If we examine the adjacency matrix of the graph given, along with how the state of the graph changes after this matrix is applied some number of times, we notice that the adjacency matrix can first be multiplied by itself some number of times before it is applied to the state of the graph for the same result. After multiplying the matrix by itself some number of times for each query, apply it to the initial state of the graph where node ~(1,a)~ has a source of ~a~ in the first row, and there is ~1~ way to travel there. To apply a matrix, relax all existing edges.

Fast matrix exponentiation on the adjacency matrix, where coordinate ~(x,y)~ of the matrix represents the number of ways to move to ~y~, starting from ~x~, yields an ~\mathcal O(QN^3\log(q^{max}))~ solution. This is still inadequate for the time limit, so notice that it only takes ~\mathcal O(N^2)~ time to apply a matrix. By precomputing all matrices which are the adjacency matrix raised to some power of 2 (up to ~10^{13}~), several matrices can be applied per query in ~\mathcal O(N^2)~ time each, and each query can be answered using ~\mathcal O(\log(q_i))~ matrix applications.

The final time complexity is ~\mathcal O(N^3\log(q^{max}) + QN^2\log(q^{max}))~.

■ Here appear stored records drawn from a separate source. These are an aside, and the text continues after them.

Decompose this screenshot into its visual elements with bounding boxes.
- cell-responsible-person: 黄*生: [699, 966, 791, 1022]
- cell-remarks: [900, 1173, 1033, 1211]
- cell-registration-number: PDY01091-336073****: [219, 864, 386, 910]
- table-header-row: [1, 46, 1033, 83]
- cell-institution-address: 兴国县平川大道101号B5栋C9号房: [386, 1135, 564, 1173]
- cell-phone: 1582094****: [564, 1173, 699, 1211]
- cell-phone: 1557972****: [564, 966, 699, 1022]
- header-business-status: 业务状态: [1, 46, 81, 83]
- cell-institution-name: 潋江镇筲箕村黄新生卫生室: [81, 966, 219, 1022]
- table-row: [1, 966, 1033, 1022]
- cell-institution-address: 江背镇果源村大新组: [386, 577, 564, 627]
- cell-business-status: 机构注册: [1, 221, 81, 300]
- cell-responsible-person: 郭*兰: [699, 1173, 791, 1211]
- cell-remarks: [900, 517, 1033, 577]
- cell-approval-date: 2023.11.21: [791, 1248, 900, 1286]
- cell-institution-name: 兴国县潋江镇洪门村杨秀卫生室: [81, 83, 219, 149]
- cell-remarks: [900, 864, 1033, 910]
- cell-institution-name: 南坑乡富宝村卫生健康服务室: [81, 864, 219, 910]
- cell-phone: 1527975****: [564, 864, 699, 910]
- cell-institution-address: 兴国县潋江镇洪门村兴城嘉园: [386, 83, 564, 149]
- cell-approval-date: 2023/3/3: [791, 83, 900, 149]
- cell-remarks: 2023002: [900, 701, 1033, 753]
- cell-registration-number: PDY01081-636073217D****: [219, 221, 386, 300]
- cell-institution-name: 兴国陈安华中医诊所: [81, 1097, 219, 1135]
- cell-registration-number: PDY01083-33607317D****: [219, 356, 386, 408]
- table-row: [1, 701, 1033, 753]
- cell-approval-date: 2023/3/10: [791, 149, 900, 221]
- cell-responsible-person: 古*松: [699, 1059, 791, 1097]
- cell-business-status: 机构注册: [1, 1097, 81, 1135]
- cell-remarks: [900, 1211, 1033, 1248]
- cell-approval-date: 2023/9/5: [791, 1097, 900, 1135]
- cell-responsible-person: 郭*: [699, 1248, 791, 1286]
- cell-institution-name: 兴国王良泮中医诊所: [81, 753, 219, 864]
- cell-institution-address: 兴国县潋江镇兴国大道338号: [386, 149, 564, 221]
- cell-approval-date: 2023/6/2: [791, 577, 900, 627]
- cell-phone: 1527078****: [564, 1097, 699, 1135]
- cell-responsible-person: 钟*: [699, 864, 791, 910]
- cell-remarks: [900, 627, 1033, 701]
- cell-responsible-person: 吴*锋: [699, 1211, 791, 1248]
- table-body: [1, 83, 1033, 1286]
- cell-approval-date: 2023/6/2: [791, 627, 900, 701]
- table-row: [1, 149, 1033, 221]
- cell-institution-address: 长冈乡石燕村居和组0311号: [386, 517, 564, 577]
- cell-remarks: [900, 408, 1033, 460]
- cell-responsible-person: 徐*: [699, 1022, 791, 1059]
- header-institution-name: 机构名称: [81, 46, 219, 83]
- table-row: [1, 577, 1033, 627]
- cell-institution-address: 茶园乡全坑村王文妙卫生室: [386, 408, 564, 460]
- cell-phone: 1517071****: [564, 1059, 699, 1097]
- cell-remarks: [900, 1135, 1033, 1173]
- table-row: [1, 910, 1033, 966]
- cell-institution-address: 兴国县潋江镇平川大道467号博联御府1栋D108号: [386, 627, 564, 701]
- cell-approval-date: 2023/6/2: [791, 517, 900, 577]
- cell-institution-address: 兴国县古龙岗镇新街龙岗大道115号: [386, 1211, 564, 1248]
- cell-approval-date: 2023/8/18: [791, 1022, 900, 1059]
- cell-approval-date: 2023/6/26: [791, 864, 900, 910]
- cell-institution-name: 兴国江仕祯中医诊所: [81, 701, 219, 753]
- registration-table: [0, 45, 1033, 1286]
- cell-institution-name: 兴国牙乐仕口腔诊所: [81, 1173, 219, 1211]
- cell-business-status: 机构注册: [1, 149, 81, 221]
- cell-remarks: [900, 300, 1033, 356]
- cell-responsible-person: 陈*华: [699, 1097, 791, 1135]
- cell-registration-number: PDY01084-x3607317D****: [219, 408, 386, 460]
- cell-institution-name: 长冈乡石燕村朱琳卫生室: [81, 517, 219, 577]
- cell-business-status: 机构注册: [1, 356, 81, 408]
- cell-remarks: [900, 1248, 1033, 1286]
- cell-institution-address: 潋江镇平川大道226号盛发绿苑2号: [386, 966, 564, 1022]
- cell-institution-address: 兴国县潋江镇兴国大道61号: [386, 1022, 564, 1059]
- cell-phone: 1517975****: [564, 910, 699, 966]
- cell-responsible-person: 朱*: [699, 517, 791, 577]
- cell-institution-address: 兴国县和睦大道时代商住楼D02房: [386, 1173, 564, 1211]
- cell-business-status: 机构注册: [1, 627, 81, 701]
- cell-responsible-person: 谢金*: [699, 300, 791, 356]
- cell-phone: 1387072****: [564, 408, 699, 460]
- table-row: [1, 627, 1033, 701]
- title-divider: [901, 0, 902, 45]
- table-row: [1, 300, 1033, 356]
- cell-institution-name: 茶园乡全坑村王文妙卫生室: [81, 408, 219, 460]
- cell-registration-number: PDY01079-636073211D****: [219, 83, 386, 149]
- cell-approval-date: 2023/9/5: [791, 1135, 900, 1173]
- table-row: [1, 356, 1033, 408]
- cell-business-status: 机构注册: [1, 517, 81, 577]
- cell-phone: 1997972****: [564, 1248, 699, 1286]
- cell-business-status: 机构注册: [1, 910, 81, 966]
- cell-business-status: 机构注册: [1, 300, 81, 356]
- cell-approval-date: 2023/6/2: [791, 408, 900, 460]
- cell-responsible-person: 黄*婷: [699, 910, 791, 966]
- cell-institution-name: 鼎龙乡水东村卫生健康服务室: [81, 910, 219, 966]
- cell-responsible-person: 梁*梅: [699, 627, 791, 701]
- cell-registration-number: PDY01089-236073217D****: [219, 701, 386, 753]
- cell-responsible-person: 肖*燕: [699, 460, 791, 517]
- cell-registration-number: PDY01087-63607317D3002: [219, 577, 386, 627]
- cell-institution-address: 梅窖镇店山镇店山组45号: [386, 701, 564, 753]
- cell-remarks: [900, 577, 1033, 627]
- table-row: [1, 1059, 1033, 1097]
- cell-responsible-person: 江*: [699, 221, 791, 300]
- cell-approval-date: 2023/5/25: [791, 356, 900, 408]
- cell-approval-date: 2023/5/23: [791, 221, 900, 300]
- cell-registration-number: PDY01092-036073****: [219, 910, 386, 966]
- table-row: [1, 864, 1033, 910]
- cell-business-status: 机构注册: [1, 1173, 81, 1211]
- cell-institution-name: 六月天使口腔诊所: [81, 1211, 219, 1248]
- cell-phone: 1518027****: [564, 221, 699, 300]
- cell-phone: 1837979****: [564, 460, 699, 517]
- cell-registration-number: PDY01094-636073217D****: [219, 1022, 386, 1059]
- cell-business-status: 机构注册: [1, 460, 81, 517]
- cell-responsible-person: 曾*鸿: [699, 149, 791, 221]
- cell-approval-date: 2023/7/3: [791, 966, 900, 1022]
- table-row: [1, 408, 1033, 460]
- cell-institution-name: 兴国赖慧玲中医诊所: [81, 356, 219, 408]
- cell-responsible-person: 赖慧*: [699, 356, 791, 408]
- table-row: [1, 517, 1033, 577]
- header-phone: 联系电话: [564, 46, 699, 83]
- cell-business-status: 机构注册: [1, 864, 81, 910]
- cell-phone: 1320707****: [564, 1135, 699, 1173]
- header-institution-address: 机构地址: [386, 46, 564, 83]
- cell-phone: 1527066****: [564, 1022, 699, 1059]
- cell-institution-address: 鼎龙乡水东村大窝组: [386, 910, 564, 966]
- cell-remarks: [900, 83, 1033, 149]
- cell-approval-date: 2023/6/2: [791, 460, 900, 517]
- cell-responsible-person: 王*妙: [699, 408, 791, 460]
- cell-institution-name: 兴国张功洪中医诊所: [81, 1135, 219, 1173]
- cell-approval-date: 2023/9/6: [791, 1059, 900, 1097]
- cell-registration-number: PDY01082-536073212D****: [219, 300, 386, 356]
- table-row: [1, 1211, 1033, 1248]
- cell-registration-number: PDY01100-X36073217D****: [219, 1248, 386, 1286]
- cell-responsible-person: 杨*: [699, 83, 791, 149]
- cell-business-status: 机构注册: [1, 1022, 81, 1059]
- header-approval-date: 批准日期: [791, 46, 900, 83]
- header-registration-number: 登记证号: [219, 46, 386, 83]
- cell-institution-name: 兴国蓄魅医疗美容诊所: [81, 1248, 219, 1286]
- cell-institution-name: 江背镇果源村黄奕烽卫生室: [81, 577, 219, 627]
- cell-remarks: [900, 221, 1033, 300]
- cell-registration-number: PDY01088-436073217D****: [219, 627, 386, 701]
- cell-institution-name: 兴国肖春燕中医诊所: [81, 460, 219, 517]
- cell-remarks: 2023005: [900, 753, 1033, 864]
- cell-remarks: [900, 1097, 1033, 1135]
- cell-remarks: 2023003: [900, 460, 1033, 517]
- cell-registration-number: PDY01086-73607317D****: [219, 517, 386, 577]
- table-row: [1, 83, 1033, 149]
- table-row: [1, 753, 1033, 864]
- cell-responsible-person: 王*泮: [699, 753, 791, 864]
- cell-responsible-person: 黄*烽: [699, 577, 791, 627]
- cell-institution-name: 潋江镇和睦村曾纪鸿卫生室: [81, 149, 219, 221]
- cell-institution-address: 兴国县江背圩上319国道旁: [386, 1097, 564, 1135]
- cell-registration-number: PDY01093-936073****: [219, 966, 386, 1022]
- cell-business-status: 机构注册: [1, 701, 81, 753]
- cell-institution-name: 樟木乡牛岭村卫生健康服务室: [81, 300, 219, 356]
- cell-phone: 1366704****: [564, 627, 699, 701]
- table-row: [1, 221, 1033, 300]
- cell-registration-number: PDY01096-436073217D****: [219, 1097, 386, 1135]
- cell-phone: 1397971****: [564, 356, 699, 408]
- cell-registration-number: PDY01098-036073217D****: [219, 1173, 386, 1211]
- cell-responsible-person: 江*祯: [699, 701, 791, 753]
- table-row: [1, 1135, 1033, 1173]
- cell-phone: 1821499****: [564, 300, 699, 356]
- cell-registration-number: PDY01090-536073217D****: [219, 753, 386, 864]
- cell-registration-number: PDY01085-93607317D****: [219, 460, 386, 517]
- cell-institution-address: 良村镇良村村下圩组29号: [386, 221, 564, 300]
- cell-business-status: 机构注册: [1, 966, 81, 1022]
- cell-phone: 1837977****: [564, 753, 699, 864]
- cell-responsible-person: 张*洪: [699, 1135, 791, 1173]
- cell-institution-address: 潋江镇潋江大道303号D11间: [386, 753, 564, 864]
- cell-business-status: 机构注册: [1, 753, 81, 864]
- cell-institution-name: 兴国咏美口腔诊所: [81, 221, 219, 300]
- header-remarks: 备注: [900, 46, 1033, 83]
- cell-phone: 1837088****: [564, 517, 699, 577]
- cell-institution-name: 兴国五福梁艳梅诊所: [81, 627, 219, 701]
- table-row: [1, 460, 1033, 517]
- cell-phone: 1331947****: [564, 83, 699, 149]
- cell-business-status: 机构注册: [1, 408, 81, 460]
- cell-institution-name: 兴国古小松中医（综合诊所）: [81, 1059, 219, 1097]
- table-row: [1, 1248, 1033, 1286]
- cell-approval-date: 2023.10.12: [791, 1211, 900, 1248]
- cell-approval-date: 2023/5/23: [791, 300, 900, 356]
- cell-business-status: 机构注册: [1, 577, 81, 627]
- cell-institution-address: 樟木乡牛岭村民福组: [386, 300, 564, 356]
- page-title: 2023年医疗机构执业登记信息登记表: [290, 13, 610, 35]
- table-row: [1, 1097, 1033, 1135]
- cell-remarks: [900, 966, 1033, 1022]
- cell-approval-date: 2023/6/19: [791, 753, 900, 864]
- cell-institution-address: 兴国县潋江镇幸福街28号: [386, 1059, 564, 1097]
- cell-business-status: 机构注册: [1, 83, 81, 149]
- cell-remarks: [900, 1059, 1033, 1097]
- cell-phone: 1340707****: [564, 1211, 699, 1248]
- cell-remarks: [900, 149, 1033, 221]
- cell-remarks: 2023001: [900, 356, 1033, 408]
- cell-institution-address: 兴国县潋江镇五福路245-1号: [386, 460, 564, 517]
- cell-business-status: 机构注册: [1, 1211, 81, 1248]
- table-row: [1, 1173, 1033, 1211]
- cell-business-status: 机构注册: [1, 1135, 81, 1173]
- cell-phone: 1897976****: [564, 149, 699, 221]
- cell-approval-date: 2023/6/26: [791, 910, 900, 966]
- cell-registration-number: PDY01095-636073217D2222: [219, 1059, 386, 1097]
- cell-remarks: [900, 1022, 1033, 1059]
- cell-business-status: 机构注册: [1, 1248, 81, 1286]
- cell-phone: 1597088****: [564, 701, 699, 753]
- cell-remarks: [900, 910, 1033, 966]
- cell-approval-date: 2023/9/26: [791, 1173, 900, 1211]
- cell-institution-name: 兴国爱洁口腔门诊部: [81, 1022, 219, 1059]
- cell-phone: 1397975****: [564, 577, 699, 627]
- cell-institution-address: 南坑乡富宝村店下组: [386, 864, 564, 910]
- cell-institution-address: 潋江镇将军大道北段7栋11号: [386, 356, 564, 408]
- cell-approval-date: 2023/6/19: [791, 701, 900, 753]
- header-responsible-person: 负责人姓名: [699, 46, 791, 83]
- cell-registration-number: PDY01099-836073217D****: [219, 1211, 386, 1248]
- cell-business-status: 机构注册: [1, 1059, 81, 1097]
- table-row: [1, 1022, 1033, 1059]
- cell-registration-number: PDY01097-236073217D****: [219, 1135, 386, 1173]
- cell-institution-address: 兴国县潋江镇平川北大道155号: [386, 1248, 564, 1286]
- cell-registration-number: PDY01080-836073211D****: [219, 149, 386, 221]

It should also be noted that, very occasionally, a matrix result will be non-zero and be divisible by ~10^9+7~. This could cause an incorrect answer when applying the matrix to the state of the graph, which can be prevented by maintaining a boolean matrix in parallel with the adjacency matrix to represent which nodes can reach which other nodes. Since this collision usually requires the matrix to be raised to a relatively high exponent, there is another small chance that this will affect the answer. However, with such a large modulo value, such cases are rare and absent in the test data.